Jean Fournier, président du Syndicat des professeurs du Cégep de Trois-Rivières.

L'éducation supérieure presque absente de la campagne, selon les syndicats d'enseignants

Le syndicat des enseignants et enseignantes du Collège Shawinigan et celui du Cégep de Trois-Rivières, de même que la CSN ont uni leurs voix, mercredi, afin de dénoncer la quasi-absence du thème de l'éducation, en particulier de l'éducation supérieure, dans les débats préélectoraux, tant dans la région qu'au national.
Les trois organismes lancent «un cri du coeur» afin que les différentes formations politiques se préoccupent de l'enseignement supérieur.
«Nous sommes profondément indignés, troublés par le fait que nos leaders politiques n'osent pas parler de ce qui est, à nos yeux, un enjeu fondamental», dit Jean Fournier, président du Syndicat des professeurs du Cégep de Trois-Rivières.
Les syndicats avertissent les candidats qu'ils «devront inscrire à leur agenda politique la nécessité de se préoccuper davantage de l'éducation, particulièrement de l'enseignement supérieur», plaide-t-il.
Les syndicats se préoccupent principalement de l'accessibilité et de la gratuité.

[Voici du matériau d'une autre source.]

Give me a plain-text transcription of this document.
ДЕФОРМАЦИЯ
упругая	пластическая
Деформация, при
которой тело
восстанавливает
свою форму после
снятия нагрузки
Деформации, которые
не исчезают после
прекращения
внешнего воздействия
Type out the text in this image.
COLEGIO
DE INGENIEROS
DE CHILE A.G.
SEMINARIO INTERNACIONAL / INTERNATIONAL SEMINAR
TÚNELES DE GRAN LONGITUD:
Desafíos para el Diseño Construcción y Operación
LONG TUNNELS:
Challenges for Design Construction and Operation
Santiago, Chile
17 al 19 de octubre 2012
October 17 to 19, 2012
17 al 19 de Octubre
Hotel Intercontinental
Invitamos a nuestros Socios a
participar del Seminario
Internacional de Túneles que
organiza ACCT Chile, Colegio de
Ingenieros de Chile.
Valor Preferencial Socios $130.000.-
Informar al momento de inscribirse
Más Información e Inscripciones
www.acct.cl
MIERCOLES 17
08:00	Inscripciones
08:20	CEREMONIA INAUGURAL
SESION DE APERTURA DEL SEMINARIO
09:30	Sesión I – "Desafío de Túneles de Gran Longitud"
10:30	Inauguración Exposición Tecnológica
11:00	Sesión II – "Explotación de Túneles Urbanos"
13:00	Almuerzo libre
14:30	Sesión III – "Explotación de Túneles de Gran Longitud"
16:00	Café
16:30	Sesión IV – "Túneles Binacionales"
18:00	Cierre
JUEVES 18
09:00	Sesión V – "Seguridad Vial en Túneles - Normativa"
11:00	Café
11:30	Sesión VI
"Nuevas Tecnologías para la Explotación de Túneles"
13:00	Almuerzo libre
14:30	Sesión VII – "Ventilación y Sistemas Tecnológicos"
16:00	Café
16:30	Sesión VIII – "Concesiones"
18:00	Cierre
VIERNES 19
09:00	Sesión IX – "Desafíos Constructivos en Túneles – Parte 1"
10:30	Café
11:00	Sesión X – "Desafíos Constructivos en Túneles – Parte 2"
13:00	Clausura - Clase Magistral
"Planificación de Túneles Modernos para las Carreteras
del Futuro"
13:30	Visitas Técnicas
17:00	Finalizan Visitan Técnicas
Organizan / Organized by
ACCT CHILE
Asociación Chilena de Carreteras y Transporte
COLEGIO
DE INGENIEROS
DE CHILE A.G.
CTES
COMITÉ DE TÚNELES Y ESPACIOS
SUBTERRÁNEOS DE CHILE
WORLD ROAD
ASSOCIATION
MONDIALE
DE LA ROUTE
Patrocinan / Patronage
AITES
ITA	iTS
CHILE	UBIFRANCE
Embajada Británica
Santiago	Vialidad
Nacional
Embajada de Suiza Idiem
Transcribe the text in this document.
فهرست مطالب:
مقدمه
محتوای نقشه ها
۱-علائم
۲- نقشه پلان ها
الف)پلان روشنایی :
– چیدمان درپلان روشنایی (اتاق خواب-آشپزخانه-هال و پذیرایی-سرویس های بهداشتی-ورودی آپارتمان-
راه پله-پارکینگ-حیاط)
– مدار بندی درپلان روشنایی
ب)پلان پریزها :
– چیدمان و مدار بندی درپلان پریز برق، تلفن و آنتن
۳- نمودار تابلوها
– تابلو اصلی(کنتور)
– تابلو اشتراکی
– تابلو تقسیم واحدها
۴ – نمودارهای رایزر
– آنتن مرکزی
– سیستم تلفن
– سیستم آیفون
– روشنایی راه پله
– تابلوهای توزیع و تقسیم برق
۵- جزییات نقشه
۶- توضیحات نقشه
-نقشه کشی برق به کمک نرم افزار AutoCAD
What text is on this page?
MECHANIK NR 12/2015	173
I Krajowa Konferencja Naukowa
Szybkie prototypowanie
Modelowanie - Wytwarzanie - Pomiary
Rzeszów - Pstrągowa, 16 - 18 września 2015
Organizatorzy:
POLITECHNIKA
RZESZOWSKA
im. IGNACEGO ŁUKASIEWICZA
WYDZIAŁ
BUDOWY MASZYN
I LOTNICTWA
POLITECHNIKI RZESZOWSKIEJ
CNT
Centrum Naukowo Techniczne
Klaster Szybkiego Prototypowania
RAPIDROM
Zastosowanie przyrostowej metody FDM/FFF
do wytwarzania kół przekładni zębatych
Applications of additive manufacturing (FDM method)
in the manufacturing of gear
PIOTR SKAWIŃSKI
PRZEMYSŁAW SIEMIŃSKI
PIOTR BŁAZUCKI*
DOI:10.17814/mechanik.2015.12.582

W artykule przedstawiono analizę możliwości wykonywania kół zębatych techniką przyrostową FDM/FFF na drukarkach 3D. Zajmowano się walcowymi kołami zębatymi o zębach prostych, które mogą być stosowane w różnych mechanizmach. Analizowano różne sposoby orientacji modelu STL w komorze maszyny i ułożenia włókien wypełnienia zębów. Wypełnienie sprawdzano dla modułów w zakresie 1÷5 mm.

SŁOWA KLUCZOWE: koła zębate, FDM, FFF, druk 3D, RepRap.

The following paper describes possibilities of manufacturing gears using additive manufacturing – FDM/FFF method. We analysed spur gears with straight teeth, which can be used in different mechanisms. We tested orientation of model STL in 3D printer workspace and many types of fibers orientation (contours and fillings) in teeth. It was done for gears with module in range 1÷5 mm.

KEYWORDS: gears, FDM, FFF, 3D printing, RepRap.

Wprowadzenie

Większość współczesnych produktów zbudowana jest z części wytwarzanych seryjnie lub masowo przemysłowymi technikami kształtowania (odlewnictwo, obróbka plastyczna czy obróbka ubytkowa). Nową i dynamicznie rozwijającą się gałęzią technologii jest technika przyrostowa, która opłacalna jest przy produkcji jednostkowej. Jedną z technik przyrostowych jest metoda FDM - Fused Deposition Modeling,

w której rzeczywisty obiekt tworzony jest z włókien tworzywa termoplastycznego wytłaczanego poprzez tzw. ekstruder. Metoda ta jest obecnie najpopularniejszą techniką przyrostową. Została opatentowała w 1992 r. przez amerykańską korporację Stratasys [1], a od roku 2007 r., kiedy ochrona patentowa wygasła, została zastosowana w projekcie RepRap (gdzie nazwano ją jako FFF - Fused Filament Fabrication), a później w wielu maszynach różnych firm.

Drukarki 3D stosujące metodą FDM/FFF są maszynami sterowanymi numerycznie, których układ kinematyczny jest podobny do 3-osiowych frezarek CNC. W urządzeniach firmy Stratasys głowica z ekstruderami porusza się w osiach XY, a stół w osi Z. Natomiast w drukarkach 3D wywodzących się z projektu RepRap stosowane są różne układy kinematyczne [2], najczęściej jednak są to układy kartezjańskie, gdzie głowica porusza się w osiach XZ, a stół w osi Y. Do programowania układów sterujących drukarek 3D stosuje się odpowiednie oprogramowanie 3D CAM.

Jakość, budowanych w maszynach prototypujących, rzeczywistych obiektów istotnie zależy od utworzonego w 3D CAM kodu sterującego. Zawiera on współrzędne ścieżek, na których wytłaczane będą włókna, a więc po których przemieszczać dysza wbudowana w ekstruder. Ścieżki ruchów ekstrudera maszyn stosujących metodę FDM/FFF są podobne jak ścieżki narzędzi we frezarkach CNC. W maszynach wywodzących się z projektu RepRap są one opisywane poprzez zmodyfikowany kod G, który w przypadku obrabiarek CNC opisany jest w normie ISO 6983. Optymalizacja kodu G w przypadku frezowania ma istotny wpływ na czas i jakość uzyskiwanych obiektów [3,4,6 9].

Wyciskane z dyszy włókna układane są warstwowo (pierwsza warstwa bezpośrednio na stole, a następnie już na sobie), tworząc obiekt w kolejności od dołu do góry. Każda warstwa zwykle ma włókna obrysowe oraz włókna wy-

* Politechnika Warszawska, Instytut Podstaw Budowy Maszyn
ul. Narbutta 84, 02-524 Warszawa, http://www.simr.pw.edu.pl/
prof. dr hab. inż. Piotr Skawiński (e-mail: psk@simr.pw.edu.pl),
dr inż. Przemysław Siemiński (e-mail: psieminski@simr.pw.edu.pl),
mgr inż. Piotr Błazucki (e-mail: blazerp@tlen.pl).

Les cégeps viennent présentement en tête de liste de la fréquentation post-secondaire chez les moins de 24 ans au Canada», indique M. Fournier.
Les syndicats plaident la nécessité de soutenir l'enseignement supérieur, notamment l'enseignement collégial. «Pas moins de 88 % des nouveaux emplois créés d'ici 2021 nécessiteront une formation technique de niveau collégial», illustre M. Fournier.
«Il faut parler d'accès à l'éducation», ajoute-t-il.
Luc Vandal, président du syndicat des enseignant(e)s du Collège Shawinigan, estime que les Cégeps représentent un moteur économique très important.
«Dans une ville comme Shawinigan, c'est un important employeur», dit-il.
Paul Lavergne, président du Conseil central du Coeur-du-Québec de la CSN, signale que pas moins de 33 000 enseignants de niveau collégial sont membres de la CSN.
«Les jeunes, quand ils finissent dans un cégep, vont travailler près de leur cégep», mentionne M. Vandal en signalant qu'il s'agit donc d'un formidable outil de rétention.
«Le réseau collégial fait vivre les régions, appuie les régions», renchérit Paul Lavergne. «C'est un énorme partenaire dans tout ce qui est économique pour une région», dit-il, notamment pour répondre aux besoins des entreprises.
«Nous avons des collègues dans les départements techniques, particulièrement chez nous, qui disaient: "j'ai 10 finissants et 100 offres d'emplois''», illustre M. Fournier, un indicateur comme quoi le réseau a besoinde soutien, rappellent les syndicats.
«Ici, ce sont plus de 6000 étudiants et étudiantes que nos deux cégeps rejoignent», souligne M. Fournier et «c'est plus de 600 professeurs», ajoute-t-il.
Finalement, les syndicats ont tenu à remettre en question la décision du ministère de l'Enseignement supérieur d'ajouter un cours d'histoire au cégep. Cela, disent-ils, se fera au détriment de cours complémentaires déjà offerts.